Honey Bees as Producers

Genuine pure honey is classified as a natural product produced entirely by bees. However, cheap sweeteners are commonly added to increase product volume.

This practice of adulterating honey (i.e., mixing another substance of an inferior and sometimes harmful quality) grew dramatically after the introduction of high-fructose corn syrup to the market in the 1970s. Honey is now the world’s third most adulterated food, behind olive oil and milk (Moore et al., 2012). The adulteration of honey is a serious economic and regulatory problem. A recent study of 100 commercial honey samples from 19 countries found that that over 27% of the honey were of questionable authenticity (Zhou et al., 2018). Mislabelling of the geographic origin of honey is another fraudulent practice. Manuka honey from New Zealand is renowned for its antibacterial properties. New Zealand produces only ~1,700 tons of manuka honey per year, yet an estimated 10,000 tons of honey labelled as manuka were sold globally in 2013 (The Australian, 2013).
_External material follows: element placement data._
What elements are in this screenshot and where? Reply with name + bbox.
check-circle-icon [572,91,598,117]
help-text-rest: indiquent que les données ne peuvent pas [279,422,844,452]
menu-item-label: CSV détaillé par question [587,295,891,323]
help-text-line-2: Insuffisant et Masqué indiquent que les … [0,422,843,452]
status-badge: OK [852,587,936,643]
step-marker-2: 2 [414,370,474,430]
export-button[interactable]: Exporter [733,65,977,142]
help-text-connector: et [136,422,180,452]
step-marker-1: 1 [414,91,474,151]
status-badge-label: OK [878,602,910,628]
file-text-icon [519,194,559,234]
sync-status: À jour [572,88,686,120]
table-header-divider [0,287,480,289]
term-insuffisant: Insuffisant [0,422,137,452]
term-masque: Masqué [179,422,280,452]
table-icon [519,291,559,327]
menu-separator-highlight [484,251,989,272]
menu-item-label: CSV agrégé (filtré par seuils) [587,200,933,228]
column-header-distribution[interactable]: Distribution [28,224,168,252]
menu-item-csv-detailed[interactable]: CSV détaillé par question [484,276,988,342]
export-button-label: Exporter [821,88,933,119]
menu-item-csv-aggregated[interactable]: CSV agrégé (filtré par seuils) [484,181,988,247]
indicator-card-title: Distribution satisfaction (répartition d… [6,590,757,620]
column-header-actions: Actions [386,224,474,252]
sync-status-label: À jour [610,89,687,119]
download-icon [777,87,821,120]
Research questions include:

  • How effective is nuclear magnetic resonance (NMR) spectroscopy compared to mass spectrometry (carbon isotopes, trace elements, broad metabolome profiling) at identifying the authenticity and geographic origin of honey?
  • Can we pioneer a certification program across Canada for honey authenticity and point-of-origin to stabilize consumer confidence in honey?